Rubin chips are now in full production and on track to ship in the second half of 2026, with management pointing to a step-change in capability at 3.5x better training performance and 5x better inference versus Blackwell
Jensen highlighted “skyrocketing” compute requirements as a key driver of sustained demand, supporting confidence in the ~$500bn Blackwell and Rubin pipeline outlined at GTC
Demand from China for H200 remains strong, with licence applications submitted and Nvidia stating it has sufficient supply without impacting shipments to other regions
Physical AI and robotics featured heavily in the keynote, signalling a strategic push beyond cloud workloads, though Omniverse and industrial digitisation are not yet delivering meaningful financial contribution
S&P 500 and Dow close at fresh all-time highs
[8:43 am] Very strong overnight session, with all sectors higher except Communication Services (-0.49%) and Energy (-2.81%). The S&P 500 logged its first record close since 24 December, while the Dow recorded its second straight all-time high.

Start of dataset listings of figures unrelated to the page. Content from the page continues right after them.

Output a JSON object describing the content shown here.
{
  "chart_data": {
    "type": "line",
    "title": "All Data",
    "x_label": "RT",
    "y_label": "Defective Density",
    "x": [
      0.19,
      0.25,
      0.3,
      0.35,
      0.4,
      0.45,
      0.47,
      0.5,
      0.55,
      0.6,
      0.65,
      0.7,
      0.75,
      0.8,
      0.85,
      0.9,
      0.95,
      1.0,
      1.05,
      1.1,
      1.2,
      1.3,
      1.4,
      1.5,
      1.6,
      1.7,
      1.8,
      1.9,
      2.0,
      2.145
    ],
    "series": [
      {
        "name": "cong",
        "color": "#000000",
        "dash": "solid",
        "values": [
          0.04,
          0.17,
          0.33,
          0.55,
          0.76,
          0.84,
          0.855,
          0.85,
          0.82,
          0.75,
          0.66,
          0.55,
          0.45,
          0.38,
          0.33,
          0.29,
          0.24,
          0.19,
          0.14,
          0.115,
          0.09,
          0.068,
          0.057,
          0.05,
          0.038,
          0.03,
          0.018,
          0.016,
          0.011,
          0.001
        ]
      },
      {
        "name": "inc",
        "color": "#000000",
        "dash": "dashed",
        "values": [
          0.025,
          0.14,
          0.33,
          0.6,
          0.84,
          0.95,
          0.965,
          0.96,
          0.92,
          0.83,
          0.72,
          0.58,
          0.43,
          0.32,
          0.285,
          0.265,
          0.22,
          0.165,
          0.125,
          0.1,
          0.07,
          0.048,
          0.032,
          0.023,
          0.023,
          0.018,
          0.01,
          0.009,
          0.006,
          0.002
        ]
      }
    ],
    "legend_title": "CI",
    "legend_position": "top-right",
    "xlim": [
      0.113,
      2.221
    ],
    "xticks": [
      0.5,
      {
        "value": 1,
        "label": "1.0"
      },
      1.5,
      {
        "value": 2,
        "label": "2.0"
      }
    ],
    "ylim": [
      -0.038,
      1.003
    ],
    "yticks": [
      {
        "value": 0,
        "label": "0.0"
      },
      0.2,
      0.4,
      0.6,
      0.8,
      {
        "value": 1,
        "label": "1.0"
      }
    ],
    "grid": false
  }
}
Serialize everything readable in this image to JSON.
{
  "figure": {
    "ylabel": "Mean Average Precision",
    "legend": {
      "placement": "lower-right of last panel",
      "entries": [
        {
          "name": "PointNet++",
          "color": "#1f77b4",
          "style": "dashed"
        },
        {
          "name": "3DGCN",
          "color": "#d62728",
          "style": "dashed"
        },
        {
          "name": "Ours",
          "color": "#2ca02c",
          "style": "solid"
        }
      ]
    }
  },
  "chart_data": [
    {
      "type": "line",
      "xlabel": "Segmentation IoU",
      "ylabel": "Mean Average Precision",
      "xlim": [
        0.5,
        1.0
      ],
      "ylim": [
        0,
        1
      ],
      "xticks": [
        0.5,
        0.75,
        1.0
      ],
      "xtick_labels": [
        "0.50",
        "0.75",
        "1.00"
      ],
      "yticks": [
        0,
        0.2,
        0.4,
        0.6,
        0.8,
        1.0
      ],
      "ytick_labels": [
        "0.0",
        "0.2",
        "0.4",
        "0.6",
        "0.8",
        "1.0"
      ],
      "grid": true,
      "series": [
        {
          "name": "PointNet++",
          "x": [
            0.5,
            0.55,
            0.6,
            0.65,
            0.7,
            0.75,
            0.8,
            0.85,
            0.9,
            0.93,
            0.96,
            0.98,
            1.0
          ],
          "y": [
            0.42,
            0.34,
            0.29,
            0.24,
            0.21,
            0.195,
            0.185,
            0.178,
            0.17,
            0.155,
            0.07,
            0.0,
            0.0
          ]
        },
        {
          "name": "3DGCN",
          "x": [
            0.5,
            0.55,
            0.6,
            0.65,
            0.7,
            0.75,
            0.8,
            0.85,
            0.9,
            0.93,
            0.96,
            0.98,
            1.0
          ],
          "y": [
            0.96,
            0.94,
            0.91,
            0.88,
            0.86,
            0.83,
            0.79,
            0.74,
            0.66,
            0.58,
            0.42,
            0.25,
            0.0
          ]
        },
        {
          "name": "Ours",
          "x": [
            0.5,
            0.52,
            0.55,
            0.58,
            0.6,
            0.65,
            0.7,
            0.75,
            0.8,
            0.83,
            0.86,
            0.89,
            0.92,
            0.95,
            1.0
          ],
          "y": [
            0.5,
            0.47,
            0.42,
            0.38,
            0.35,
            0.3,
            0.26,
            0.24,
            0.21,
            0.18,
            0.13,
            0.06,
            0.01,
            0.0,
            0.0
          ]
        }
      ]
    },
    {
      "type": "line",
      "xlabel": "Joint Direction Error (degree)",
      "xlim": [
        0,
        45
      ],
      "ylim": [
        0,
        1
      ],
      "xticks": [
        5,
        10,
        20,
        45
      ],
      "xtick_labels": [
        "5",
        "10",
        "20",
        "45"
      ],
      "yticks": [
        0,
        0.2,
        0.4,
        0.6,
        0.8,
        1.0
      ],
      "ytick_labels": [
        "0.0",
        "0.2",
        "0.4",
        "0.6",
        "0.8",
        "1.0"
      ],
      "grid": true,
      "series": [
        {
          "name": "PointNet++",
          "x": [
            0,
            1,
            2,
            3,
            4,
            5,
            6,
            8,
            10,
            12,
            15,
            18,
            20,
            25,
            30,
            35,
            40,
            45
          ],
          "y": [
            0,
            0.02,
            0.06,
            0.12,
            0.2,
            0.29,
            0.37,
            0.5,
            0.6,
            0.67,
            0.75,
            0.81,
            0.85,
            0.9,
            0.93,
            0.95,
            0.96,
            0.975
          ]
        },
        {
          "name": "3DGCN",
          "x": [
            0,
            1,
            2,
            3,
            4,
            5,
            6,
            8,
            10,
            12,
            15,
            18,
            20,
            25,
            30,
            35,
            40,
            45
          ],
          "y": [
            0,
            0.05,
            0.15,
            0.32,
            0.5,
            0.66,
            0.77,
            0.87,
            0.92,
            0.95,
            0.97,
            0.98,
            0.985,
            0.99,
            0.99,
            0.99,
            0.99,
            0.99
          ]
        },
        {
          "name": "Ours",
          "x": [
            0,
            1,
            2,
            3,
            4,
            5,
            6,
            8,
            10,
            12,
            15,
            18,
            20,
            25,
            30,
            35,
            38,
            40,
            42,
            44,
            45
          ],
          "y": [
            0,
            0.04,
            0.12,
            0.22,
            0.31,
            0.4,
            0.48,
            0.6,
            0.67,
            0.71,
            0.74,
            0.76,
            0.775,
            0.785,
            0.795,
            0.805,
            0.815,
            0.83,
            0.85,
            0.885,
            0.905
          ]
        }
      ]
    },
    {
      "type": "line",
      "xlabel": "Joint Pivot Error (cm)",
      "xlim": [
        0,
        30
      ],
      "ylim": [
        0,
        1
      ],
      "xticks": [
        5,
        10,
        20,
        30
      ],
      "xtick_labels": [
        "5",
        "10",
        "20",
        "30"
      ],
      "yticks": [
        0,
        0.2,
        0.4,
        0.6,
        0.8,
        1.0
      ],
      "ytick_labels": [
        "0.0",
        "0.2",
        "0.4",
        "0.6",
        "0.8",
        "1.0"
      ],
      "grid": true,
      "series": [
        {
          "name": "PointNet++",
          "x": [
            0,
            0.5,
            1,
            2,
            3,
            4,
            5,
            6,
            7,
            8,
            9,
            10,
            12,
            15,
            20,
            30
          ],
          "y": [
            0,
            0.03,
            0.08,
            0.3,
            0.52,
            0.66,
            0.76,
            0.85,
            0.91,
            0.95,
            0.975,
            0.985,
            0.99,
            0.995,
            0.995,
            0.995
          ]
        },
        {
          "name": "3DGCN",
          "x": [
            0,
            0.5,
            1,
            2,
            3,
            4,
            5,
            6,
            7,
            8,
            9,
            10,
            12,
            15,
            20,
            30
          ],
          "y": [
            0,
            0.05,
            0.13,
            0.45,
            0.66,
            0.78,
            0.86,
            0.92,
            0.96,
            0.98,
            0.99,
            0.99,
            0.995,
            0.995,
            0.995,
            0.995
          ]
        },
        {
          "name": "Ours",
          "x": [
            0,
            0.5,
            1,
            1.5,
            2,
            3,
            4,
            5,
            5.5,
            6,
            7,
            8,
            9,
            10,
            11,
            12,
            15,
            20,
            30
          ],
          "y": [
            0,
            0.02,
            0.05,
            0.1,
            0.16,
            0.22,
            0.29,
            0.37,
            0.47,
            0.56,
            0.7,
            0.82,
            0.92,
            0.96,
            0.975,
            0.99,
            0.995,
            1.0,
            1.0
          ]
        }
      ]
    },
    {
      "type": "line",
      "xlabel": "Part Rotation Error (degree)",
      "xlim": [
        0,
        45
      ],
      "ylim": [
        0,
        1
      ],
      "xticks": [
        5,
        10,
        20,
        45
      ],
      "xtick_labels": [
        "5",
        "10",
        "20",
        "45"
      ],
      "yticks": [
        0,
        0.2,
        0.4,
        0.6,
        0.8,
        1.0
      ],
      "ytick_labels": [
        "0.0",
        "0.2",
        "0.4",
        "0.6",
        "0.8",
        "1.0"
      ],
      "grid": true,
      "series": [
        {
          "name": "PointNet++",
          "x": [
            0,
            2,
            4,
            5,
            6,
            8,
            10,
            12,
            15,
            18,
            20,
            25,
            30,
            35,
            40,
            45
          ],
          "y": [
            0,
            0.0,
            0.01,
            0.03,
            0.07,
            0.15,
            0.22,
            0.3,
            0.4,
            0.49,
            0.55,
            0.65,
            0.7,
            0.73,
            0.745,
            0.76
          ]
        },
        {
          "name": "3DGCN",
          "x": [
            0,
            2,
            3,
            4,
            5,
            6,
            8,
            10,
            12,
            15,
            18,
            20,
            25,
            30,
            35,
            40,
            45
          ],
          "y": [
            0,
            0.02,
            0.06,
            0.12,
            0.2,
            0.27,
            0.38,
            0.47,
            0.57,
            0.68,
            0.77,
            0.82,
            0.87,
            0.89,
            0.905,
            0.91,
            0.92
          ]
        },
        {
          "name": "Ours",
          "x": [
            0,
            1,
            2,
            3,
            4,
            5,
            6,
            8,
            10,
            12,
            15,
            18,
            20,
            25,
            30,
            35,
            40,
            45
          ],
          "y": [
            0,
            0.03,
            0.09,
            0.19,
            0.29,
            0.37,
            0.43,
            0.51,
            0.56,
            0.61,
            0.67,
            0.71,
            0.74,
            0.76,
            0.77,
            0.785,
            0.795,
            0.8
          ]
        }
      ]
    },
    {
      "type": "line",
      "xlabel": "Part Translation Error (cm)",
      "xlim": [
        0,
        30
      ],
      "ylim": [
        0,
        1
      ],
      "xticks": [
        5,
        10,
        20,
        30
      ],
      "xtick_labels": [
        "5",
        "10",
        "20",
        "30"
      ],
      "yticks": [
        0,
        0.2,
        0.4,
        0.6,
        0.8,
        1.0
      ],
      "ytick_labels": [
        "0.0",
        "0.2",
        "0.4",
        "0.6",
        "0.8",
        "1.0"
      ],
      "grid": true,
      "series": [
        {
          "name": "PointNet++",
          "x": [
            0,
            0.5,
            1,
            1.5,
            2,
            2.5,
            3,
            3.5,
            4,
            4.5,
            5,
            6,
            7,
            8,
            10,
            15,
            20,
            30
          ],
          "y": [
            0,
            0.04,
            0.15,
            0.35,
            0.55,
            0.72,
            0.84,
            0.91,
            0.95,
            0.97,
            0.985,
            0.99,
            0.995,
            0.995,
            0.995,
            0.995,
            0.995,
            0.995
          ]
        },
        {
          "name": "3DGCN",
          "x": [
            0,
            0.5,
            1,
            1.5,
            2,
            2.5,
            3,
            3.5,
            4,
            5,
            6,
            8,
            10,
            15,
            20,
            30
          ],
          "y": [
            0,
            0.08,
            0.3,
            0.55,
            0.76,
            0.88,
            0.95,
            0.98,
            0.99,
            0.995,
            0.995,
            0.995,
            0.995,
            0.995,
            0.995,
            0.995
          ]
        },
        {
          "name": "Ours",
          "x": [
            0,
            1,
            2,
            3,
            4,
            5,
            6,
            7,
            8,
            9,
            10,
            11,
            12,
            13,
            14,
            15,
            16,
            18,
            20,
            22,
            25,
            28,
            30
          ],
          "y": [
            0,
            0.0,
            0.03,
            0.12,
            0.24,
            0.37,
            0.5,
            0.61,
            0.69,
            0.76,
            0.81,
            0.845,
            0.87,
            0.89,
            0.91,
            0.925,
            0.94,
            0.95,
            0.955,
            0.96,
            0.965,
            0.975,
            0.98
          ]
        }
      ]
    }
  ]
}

S&P 500 daily price chart (Source: TradingView)
We're back!
[8:31 am] Hi there – Morning wraps, the blog and Evening wraps are back! So keen to dig into all the wild stuff that's been happening (pretty much every commodity price chart is vertical). Really hoping to crank up the news and insights on the blog this year. Just getting the Morning Wrap out. Will start talking overnight shenanigans in a momentum.
ASX 200 futures are up 43pts (+0.53%) as of 8:30 am AEDT.